L’idée n’est pas de démanteler l’assurance-chômage mais de mieux l’organiser et la répartir. En effet, elle ne bénéficie aujourd’hui qu’à un chômeur sur deux, car elle exclut les jeunes qui n’ont jamais travaillé et les seniors arrivés en fin de droits. Le dispositif pourrait aussi tenir compte du contexte global, par exemple en raccourcissant la durée d’indemnisation quand la situation économique s’améliore.
Simplifier et évaluer les dispositifs
Au fil des années et des plans, les dispositifs de lutte contre le chômage forment un système d’une extrême complexité, illisible. Et malgré l’existence du Conseil d’analyse économique, du Conseil d’orientation pour l’emploi, du Conseil économique social et environnemental et autres institutions chargées d’évaluer les politiques publiques, « on assiste, depuis quarante ans, à un va-et-vient de mesures sans aucune évaluation digne de ce nom », affirment Pierre Cahuc et André Zylberberg.
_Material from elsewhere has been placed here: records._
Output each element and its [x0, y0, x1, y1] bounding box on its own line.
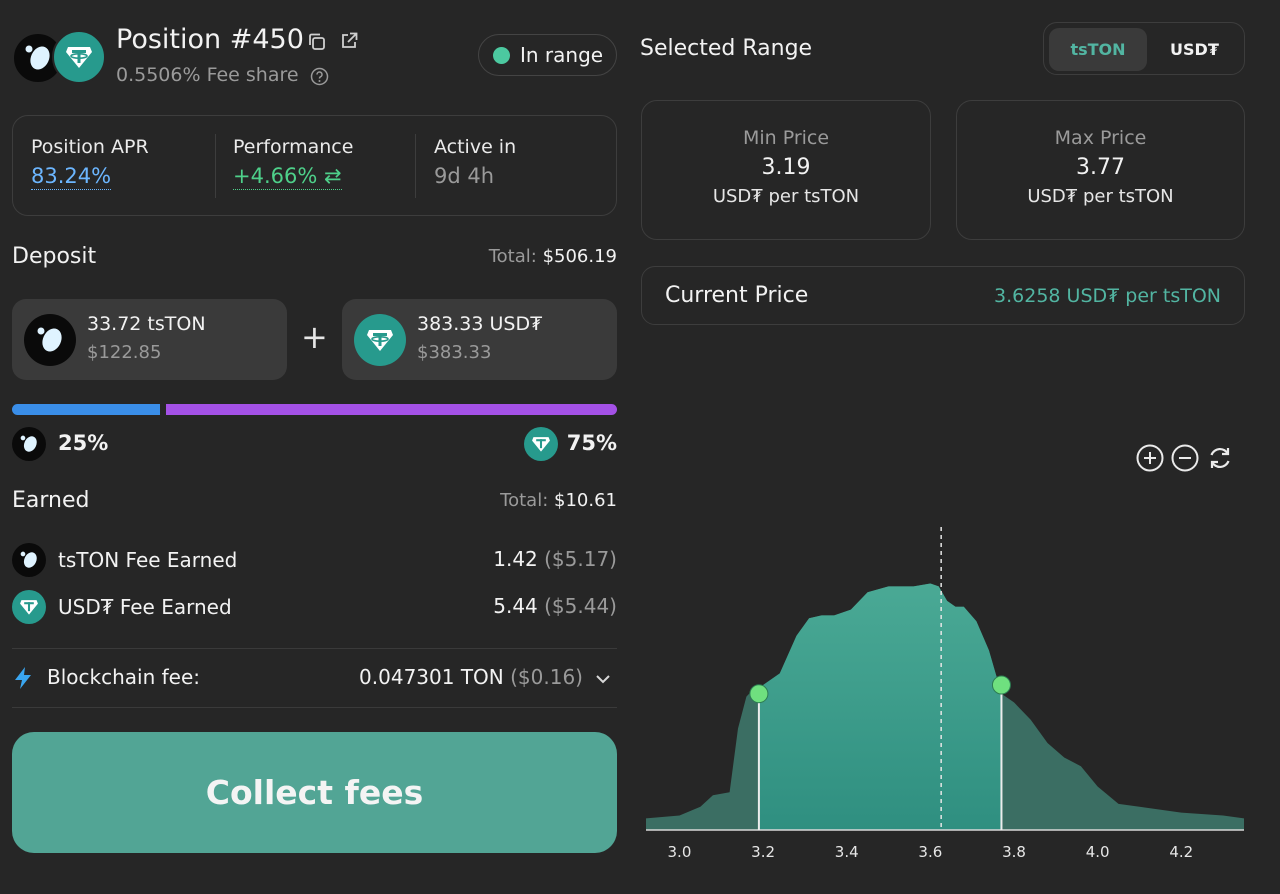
selected-range-title: Selected Range [640, 36, 813, 61]
earned-row-label: tsTON Fee Earned [58, 548, 238, 572]
position-stats-card: Position APR 83.24% Performance +4.66% ⇄… [12, 115, 617, 216]
earned-row-value: 1.42 ($5.17) [493, 547, 617, 571]
stat-label: Active in [434, 136, 517, 158]
fee-amount: 0.047301 TON [359, 665, 504, 689]
chevron-down-icon[interactable] [593, 669, 613, 689]
x-tick-label: 3.8 [1002, 843, 1026, 861]
external-link-icon[interactable] [338, 30, 360, 52]
max-price-label: Max Price [1054, 127, 1147, 149]
deposit-asset-tston: 33.72 tsTON $122.85 [12, 299, 287, 380]
lightning-icon [12, 666, 34, 690]
stat-divider [415, 134, 416, 198]
x-tick-label: 4.2 [1169, 843, 1193, 861]
stat-label: Performance [233, 136, 354, 158]
asset-amount: 33.72 tsTON [87, 313, 206, 335]
x-tick-label: 3.2 [751, 843, 775, 861]
earned-row-label: USD₮ Fee Earned [58, 595, 232, 619]
x-axis-ticks: 3.0 3.2 3.4 3.6 3.8 4.0 4.2 [668, 843, 1194, 861]
usdt-icon [524, 427, 558, 461]
max-price-unit: USD₮ per tsTON [1027, 186, 1174, 207]
max-price-value: 3.77 [1076, 155, 1125, 180]
divider [12, 648, 617, 649]
x-tick-label: 3.4 [835, 843, 859, 861]
status-text: In range [520, 43, 604, 67]
deposit-total-label: Total: [488, 246, 537, 267]
blockchain-fee-label: Blockchain fee: [47, 665, 200, 689]
earned-usd: ($5.17) [544, 547, 617, 571]
usdt-icon [12, 590, 46, 624]
price-unit-toggle: tsTON USD₮ [1043, 22, 1245, 75]
tston-icon [12, 427, 46, 461]
asset-amount: 383.33 USD₮ [417, 313, 543, 335]
plus-sign: + [301, 318, 328, 356]
ratio-bar-tston [12, 404, 160, 415]
earned-amount: 1.42 [493, 547, 538, 571]
ratio-usdt-pct: 75% [566, 431, 617, 455]
tston-icon [24, 314, 76, 366]
max-range-handle[interactable] [991, 675, 1011, 695]
toggle-tston[interactable]: tsTON [1049, 28, 1147, 71]
current-price-card: Current Price 3.6258 USD₮ per tsTON [641, 266, 1245, 325]
stat-performance: Performance +4.66% ⇄ [233, 136, 353, 190]
zoom-out-icon[interactable] [1171, 444, 1199, 472]
position-title: Position #450 [116, 24, 304, 55]
x-tick-label: 4.0 [1086, 843, 1110, 861]
blockchain-fee-value: 0.047301 TON ($0.16) [359, 665, 583, 689]
performance-value[interactable]: +4.66% ⇄ [233, 164, 342, 190]
deposit-asset-usdt: 383.33 USD₮ $383.33 [342, 299, 617, 380]
min-range-handle[interactable] [749, 684, 769, 704]
earned-usd: ($5.44) [544, 594, 617, 618]
tston-icon [12, 543, 46, 577]
reset-icon[interactable] [1206, 444, 1234, 472]
x-tick-label: 3.6 [918, 843, 942, 861]
deposit-total-value: $506.19 [542, 246, 617, 267]
fee-usd: ($0.16) [510, 665, 583, 689]
toggle-usdt[interactable]: USD₮ [1148, 28, 1241, 71]
range-status-badge: In range [478, 34, 617, 76]
collect-fees-button[interactable]: Collect fees [12, 732, 617, 853]
earned-total-label: Total: [500, 490, 549, 511]
zoom-in-icon[interactable] [1136, 444, 1164, 472]
ratio-bar-usdt [166, 404, 617, 415]
liquidity-chart[interactable]: 3.0 3.2 3.4 3.6 3.8 4.0 4.2 [630, 500, 1260, 875]
asset-usd: $383.33 [417, 342, 492, 363]
current-price-label: Current Price [665, 283, 809, 308]
current-price-value: 3.6258 USD₮ per tsTON [994, 285, 1221, 307]
earned-amount: 5.44 [493, 594, 538, 618]
active-value: 9d 4h [434, 164, 495, 188]
usdt-icon [52, 30, 106, 84]
min-price-card: Min Price 3.19 USD₮ per tsTON [641, 100, 931, 240]
stat-divider [215, 134, 216, 198]
ratio-tston-pct: 25% [58, 431, 109, 455]
earned-total-value: $10.61 [554, 490, 617, 511]
position-token-pair [12, 30, 106, 84]
copy-icon[interactable] [306, 31, 328, 53]
earned-title: Earned [12, 488, 90, 513]
blockchain-fee-row[interactable]: Blockchain fee: 0.047301 TON ($0.16) [12, 655, 617, 700]
stat-active: Active in 9d 4h [434, 136, 516, 188]
min-price-value: 3.19 [761, 155, 811, 180]
apr-value[interactable]: 83.24% [31, 164, 112, 190]
deposit-title: Deposit [12, 244, 97, 269]
deposit-ratio-bar [12, 404, 617, 415]
deposit-total: Total: $506.19 [489, 246, 617, 267]
divider [12, 707, 617, 708]
x-tick-label: 3.0 [668, 843, 692, 861]
stat-label: Position APR [31, 136, 149, 158]
min-price-unit: USD₮ per tsTON [712, 186, 860, 207]
min-price-label: Min Price [742, 127, 830, 149]
stat-apr: Position APR 83.24% [31, 136, 149, 190]
asset-usd: $122.85 [87, 342, 162, 363]
fee-share: 0.5506% Fee share [116, 64, 299, 86]
status-dot [493, 46, 510, 64]
help-icon[interactable] [310, 67, 329, 86]
usdt-icon [354, 314, 406, 366]
max-price-card: Max Price 3.77 USD₮ per tsTON [956, 100, 1245, 240]
earned-total: Total: $10.61 [500, 490, 617, 511]
earned-row-value: 5.44 ($5.44) [493, 594, 617, 618]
C’est d’autant plus regrettable que certaines mesures peuvent se révéler contre-productives. Comme le cas des emplois aidés dans le secteur non marchand, in fine « catastrophiques » pour les jeunes : deux ans après, les bénéficiaires ont moins de chances d’être dans l’emploi que les autres !
Les acteurs eux-mêmes (y compris les quelque 30 000 conseillers de Pôle emploi) s’y perdent. « Aujourd’hui, reconnaît Bertrand Martinot, pourtant ancien délégué à l’emploi et à la formation professionnelle, si un patron vient me voir, je suis incapable de lui donner le coût de son apprenti. » Une simplification drastique des aides s’impose, de même qu’un « arrêt sur image » pour analyser les dispositifs existants, conserver ou généraliser ceux qui fonctionnent et supprimer les autres.
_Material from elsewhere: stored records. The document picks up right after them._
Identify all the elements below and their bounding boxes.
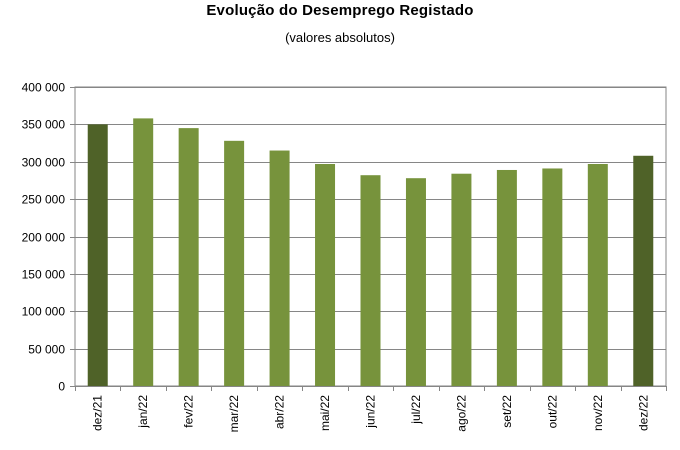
y-tick-label: 150 000 [22,268,66,282]
y-tick-label: 300 000 [22,156,66,170]
x-tick-label: abr/22 [273,395,287,429]
x-tick-label: ago/22 [454,395,468,432]
bar [451,173,472,386]
x-tick-label: mai/22 [318,395,332,431]
x-tick-label: jun/22 [364,395,378,429]
bar [542,168,563,386]
bar [178,128,199,387]
x-tick-label: out/22 [545,395,559,429]
chart-title: Evolução do Desemprego Registado [206,2,474,19]
x-tick-label: jan/22 [136,395,150,429]
x-tick-label: mar/22 [227,395,241,433]
bar [269,150,290,386]
y-tick-label: 50 000 [28,343,65,357]
bar [633,155,654,386]
x-tick-label: dez/21 [91,395,105,431]
bar [133,118,154,387]
bar [224,140,245,386]
x-tick-label: nov/22 [591,395,605,431]
bar [87,124,108,386]
x-tick-label: set/22 [500,395,514,428]
y-tick-label: 200 000 [22,231,66,245]
x-tick-label: jul/22 [409,395,423,425]
bar [315,163,336,386]
y-tick-label: 0 [58,380,65,394]
bar [360,175,381,386]
x-tick-label: fev/22 [182,395,196,428]
bar [587,163,608,386]
x-tick-label: dez/22 [636,395,650,431]
y-tick-label: 250 000 [22,193,66,207]
y-tick-label: 400 000 [22,81,66,95]
bar [405,178,426,386]
chart-subtitle: (valores absolutos) [285,30,395,45]
y-tick-label: 350 000 [22,118,66,132]
bar [496,169,517,386]
y-tick-label: 100 000 [22,305,66,319]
Alors, va-t-on, en France, prendre le problème du chômage à bras-le-corps et s’attaquer, enfin, aux vraies difficultés ? Les experts ne semblent pas entrevoir le bout du tunnel. « On a trouvé un équilibre social qui peut durer encore quelques années, constate Bertrand Martinot. La preuve, la société n’a pas explosé. » Francis Kramarz va plus loin : « Les gens se bougeront quand on aura 20 % de chômage. D’ici là, il n’y a pas de raison que les élites ou la classe politique, qui ne sont pas touchées, sortent de leur indifférence. » Yannick L’Horty, lui, estime qu’« on n’a pas encore atteint le fond de la piscine » et rappelle qu’il a fallu que l’Irlande atteigne, en 1987, un taux de 20 points de chômage environ pour mettre sur pied un « pacte national ».